For my birthday several months ago my Aunt gave me Aristocrats, Stella Tillyard’s biography of the Lennox Sisters who became influential in Georgian England, so it was only fitting that I received Tillyard’s other titles, A Royal Affair and Citizen Lord: The Life of Edward Fitzgerald, Irish Revolutionary from her for Christmas.
A Royal Affair is concerned with King George III of England and his siblings, primarily his sister Caroline Mathilde whose affair with a court doctor ended in tragedy. Also featuring the king’s brothers, who delighted the gossip-hungry press by partying and carrying on disastrous relationships, Tillyard’s biography suggests that George III’s refusal to give up America can be attributed to his desire to control the colonists in the same way that he tried to rule his siblings.
Her other title, Citizen Lord, chronicles the life of Lord Edward Fitzgerald, a Dubliner who fought with the British in the American War of Independence, visited revolutionary France, and took part in the 1798 Irish rebellion. A blurb on the back of the work writes that Lord Edward “grew up as vigorous as Garibaldi and passionate as Byron”. That description alone is enough to pique my interest!
Continuing with the Irish theme, I received Morgan Llywelyn’s 1916: A Novel of the Irish Rebellion. I first borrowed this fictionalized account of the Easter Rising from the library last March as part of the Ireland Reading Challenge, and am thrilled to have my own copy of this fantastic novel to re-read and keep. You can find my review of it here!
My final historical addition is Kate Pullinger’s Mistress of Nothing. The novel, which won the 2009 Governor General’s Literary Award recognizing excellence in Canadian literature, is loosely based on the writings of Lady Lucie Duff-Gordon. Lady Duff-Gordon moved to Egypt in order to help manage her tuberculosis and published Letters from Egypt in 1865. Pullinger’s novel places Sally, the lady’s maid accompanying her, as the narrator who eventually must learn that despite the new freedoms life in Egypt has granted her, she is ultimately mistress of nothing.
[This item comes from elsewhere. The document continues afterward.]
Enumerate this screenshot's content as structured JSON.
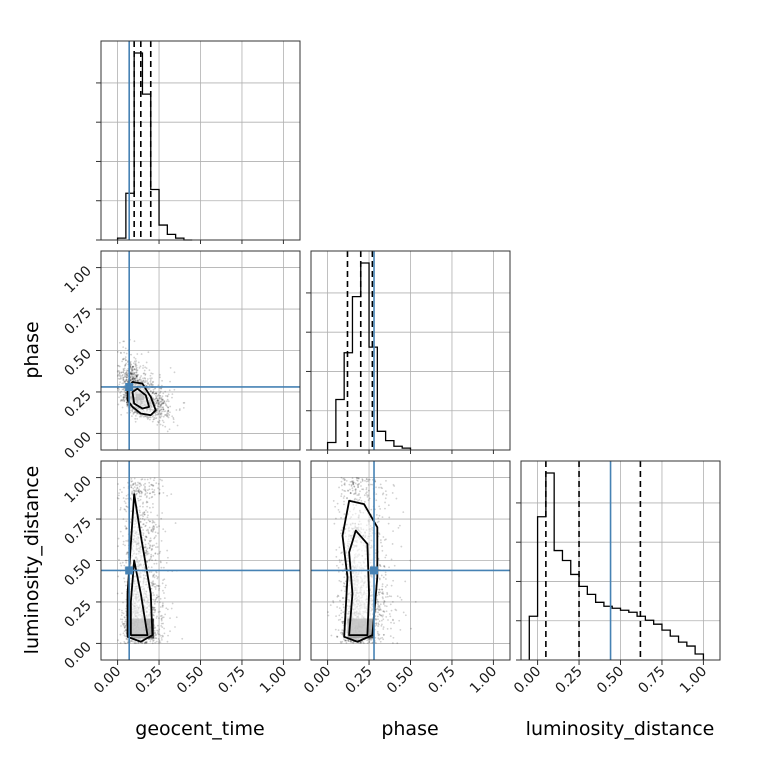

I was also fortunate enough to receive a pair of fantasy novels to read when I’d rather escape to another world than the past. I’ve been meaning to read Good Omens by Terry Pratchett and Neil Gaiman for awhile and asked for the novel this Christmas in the hopes of finally sitting down to read it. This collaboration by two of the biggest names in fantasy was nominated for the World Fantasy Award in 1990 and concerns the efforts of the angel Aziraphale and the demon Crowley to postpone the end of the world after the apocalypse is announced.
Lev Grossman’s The Magicians tells the story of a teenager, Quentin Coldwater, disappointed in real life and secretly fascinated by a series of fantasy novels set in a magical land of Fillory. Life becomes much more interesting when he’s admitted to a college of magic in New York and discovers that Fillory is real, but he soon realizes that the reality is darker than his childhood fantasy and more dangerous.